Prophylactic vaccines are the most effective approach in the prevention of viral disease because they induce antibodies that efficiently neutralize viruses prior to the establishment of an acute or chronic infection. Prophylactic vaccination also offers the potential to prevent cancers having a viral etiology, as has been shown for both HBV-associated and HPV-associated diseases. The latter successes warrant that a major emphasis be placed on the development of new vaccines against other human tumor viruses, given that such efforts represent an opportunity to decrease the incidence of cancer worldwide. It is possible that new targets will be identified from viral pathogenesis studies to prompt the development of antiviral drugs to treat chronic infections by human tumor viruses. If such infections could be controlled or eliminated, the subsequent development of virus-induced cancer in the host would be reduced.
Viruses have also been used as therapeutic tools to augment conventional cancer chemotherapy or immunotherapy. One approach has been the use of oncolytic viruses capable of killing cancer cells but not normal cells. A virus that has already shown some therapeutic promise is the oncolytic adenovirus mutant Onyx-015 (111). The ability of the adenovirus to replicate lytically in normal cells depends on the viral E1B gene and its ability to promote late viral gene expression required for progeny virus production and to shut off host cell gene expression. Onyx-015 carries an E1B gene mutation that prevents lytic replication in normal cells but permits selective lytic replication in cancer cells, which in general, conveniently complement the Onyx-015 E1B replication deficiency. In a phase II trial for patients with head and neck tumors, intratumoral injection of Onyx-015 combined with systemic chemotherapy caused 19 out of 30 tumors to decrease in size by 50% or more and 8 tumors to completely regress. Other types of oncolytic viruses in development include vaccinia, herpes simplex virus type 1, reovirus, and Newcastle disease virus (112). Viral vectors are likewise being used to deliver therapeutic genes designed to kill or block the growth of tumor cells or boost the immune system to target and destroy such cells. Although oncolytic viruses and viral vectors are at early stages of development and many limitations must still be solved, these approaches are expected to yield significant therapeutic benefits in the treatment and prevention of human cancers in the 21st century.

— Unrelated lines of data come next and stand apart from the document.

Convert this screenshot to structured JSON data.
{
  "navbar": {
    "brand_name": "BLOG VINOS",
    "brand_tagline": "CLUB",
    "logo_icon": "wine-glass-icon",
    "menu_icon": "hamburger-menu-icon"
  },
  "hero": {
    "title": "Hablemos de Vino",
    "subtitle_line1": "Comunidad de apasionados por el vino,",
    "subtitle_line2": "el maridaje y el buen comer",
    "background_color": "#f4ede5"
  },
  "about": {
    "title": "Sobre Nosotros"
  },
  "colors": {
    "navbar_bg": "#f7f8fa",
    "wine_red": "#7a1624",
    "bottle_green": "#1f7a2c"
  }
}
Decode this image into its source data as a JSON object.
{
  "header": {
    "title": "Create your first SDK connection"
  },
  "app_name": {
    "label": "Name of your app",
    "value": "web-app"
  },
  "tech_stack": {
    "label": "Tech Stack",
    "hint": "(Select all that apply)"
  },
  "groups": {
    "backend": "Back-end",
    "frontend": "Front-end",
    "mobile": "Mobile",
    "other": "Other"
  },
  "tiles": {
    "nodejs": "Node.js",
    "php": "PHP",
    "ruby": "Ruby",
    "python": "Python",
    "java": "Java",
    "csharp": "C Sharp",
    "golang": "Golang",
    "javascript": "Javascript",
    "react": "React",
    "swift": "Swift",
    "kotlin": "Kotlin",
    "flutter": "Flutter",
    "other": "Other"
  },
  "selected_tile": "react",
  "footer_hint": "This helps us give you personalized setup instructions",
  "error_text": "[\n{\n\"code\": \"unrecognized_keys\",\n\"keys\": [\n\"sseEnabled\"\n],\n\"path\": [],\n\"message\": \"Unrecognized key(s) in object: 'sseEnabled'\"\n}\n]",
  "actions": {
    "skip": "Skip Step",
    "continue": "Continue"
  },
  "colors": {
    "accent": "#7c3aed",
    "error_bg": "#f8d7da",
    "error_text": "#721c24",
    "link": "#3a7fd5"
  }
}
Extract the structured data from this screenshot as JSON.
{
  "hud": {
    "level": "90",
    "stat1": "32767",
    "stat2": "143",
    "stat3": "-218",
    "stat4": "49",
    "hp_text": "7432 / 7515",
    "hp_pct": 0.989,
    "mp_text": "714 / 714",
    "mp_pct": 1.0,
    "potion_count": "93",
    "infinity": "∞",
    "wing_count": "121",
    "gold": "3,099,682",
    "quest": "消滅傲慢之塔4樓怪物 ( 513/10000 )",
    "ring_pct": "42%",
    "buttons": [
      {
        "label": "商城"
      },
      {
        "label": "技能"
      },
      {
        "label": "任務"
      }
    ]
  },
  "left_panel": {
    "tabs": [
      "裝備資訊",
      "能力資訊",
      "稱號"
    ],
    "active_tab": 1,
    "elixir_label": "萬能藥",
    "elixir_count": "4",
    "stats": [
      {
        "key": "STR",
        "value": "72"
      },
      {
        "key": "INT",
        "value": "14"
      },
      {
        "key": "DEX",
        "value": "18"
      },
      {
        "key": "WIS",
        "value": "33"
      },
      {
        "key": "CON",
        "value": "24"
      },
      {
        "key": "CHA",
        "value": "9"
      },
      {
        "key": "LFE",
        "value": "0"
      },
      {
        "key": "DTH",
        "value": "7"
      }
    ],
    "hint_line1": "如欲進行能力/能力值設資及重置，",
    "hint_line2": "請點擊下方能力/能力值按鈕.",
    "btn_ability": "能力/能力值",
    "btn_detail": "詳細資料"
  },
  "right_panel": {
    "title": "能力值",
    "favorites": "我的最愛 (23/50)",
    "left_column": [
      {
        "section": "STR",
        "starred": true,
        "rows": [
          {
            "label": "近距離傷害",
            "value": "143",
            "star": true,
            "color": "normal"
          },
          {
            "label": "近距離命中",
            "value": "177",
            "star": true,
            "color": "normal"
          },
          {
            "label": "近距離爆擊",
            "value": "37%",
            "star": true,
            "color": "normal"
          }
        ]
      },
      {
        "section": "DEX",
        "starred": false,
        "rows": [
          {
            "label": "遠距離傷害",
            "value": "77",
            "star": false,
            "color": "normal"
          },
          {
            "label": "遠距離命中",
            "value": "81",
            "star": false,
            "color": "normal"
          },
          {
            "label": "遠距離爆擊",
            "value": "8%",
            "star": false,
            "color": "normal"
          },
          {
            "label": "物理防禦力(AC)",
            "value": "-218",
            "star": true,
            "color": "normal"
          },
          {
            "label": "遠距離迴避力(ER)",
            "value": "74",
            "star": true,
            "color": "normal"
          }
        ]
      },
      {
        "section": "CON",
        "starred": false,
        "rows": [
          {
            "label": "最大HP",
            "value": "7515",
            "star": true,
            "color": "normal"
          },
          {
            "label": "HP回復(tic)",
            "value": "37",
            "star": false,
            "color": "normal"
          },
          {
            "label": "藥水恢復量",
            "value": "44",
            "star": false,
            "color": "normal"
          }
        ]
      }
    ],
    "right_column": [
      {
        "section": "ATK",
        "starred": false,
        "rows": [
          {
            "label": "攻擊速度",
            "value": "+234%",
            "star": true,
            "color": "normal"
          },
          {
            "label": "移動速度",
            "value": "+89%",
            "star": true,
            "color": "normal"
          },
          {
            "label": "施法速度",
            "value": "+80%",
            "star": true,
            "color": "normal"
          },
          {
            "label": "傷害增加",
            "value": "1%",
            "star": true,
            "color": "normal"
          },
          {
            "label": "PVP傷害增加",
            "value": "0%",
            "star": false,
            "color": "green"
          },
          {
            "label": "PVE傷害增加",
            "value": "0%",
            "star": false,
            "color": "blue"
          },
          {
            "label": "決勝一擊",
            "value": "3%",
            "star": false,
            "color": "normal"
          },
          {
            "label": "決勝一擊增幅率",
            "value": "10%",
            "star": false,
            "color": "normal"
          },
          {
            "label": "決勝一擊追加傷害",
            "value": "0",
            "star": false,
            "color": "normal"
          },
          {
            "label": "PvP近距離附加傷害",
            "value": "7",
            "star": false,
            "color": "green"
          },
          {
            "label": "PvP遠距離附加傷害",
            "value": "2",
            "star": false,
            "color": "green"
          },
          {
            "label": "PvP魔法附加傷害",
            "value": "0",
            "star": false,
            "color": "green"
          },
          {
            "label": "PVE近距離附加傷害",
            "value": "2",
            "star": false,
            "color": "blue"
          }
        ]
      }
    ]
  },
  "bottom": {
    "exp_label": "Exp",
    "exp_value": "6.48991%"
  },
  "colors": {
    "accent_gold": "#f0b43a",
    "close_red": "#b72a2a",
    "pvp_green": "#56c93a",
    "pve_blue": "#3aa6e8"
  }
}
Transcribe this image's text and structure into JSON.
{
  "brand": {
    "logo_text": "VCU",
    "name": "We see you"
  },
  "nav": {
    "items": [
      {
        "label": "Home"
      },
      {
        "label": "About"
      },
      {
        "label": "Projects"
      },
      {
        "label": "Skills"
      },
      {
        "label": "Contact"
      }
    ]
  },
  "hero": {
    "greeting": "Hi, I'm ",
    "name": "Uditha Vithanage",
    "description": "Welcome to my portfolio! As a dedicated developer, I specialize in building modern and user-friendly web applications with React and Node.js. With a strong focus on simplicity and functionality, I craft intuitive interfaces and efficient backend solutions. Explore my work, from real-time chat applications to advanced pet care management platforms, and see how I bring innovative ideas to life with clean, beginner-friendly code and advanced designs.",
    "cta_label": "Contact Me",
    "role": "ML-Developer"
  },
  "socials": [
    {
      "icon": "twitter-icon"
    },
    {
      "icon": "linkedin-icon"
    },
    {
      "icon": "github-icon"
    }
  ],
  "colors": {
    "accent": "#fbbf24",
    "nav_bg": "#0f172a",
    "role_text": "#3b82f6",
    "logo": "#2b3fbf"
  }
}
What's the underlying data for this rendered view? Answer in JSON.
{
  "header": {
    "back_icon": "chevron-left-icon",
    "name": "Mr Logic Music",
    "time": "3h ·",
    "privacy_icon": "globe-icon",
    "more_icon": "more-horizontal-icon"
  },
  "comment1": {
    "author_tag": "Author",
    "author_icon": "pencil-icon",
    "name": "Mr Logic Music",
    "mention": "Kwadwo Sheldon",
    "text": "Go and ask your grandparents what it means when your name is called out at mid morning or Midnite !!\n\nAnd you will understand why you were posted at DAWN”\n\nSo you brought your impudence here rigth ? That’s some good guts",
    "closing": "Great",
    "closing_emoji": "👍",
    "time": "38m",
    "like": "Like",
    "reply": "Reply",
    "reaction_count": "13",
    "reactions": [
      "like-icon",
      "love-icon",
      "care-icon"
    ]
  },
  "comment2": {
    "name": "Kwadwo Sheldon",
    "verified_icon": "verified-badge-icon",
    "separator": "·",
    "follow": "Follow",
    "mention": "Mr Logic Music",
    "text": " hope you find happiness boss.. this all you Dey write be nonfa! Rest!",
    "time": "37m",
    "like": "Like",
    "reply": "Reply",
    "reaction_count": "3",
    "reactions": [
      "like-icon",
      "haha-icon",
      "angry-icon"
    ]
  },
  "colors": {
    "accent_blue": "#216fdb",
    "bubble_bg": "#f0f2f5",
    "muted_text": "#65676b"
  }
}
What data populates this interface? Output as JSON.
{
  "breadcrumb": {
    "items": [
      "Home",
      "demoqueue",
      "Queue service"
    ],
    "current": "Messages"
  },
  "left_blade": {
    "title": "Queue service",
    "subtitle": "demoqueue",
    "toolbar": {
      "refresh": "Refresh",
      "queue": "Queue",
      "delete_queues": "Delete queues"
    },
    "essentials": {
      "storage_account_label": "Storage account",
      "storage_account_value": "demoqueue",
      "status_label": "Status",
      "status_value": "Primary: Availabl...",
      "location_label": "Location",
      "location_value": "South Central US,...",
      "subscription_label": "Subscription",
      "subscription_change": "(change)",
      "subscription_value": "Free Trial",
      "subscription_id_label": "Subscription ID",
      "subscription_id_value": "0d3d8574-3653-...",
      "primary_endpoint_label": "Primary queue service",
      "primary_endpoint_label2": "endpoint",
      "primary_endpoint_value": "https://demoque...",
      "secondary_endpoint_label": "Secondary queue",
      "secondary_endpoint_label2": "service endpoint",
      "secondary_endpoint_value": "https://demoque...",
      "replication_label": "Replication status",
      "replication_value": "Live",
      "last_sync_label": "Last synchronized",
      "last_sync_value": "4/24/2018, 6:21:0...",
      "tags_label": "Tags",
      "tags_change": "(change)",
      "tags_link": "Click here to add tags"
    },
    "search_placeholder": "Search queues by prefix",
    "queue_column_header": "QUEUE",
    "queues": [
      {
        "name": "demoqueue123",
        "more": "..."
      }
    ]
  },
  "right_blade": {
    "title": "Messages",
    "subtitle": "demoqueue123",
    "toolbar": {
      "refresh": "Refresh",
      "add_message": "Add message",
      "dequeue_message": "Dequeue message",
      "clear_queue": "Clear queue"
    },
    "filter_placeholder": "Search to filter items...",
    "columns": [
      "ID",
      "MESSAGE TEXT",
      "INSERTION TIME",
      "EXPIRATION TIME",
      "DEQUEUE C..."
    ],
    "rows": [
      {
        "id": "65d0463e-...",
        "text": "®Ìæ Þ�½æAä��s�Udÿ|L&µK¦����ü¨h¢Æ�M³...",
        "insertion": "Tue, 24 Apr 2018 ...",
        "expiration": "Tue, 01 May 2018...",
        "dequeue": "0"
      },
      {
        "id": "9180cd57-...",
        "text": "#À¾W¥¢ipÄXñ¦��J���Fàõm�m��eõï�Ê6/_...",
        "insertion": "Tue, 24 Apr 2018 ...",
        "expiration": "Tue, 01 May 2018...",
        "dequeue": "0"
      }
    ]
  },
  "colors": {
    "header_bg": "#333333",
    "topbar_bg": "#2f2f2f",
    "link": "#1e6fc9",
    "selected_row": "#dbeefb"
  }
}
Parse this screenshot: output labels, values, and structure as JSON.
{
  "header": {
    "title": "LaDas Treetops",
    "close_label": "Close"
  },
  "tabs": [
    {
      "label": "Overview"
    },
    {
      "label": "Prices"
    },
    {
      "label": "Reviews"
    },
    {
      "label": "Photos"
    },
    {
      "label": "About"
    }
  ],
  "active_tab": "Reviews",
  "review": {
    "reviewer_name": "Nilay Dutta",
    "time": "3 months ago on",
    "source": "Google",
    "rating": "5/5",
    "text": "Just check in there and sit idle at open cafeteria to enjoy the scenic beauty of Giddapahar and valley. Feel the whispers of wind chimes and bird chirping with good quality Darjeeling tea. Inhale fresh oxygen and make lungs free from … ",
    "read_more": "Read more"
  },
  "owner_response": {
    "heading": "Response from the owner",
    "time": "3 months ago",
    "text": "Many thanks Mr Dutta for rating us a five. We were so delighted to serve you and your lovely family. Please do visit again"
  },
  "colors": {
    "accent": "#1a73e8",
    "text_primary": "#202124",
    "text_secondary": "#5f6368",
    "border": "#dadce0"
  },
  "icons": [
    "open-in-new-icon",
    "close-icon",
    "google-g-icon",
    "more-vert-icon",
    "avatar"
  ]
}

In sum, tumor virology has played a central role in cancer research since the middle of the 20th century. Viruses have been identified as infectious causes of specific human cancers and have advanced our general understanding of the molecular basis of carcinogenesis. We predict that tumor virology will continue to be an invaluable partner in cancer research efforts in the 21st century.
Disclosure of Potential Conflicts of Interest
No potential conflicts of interest were disclosed.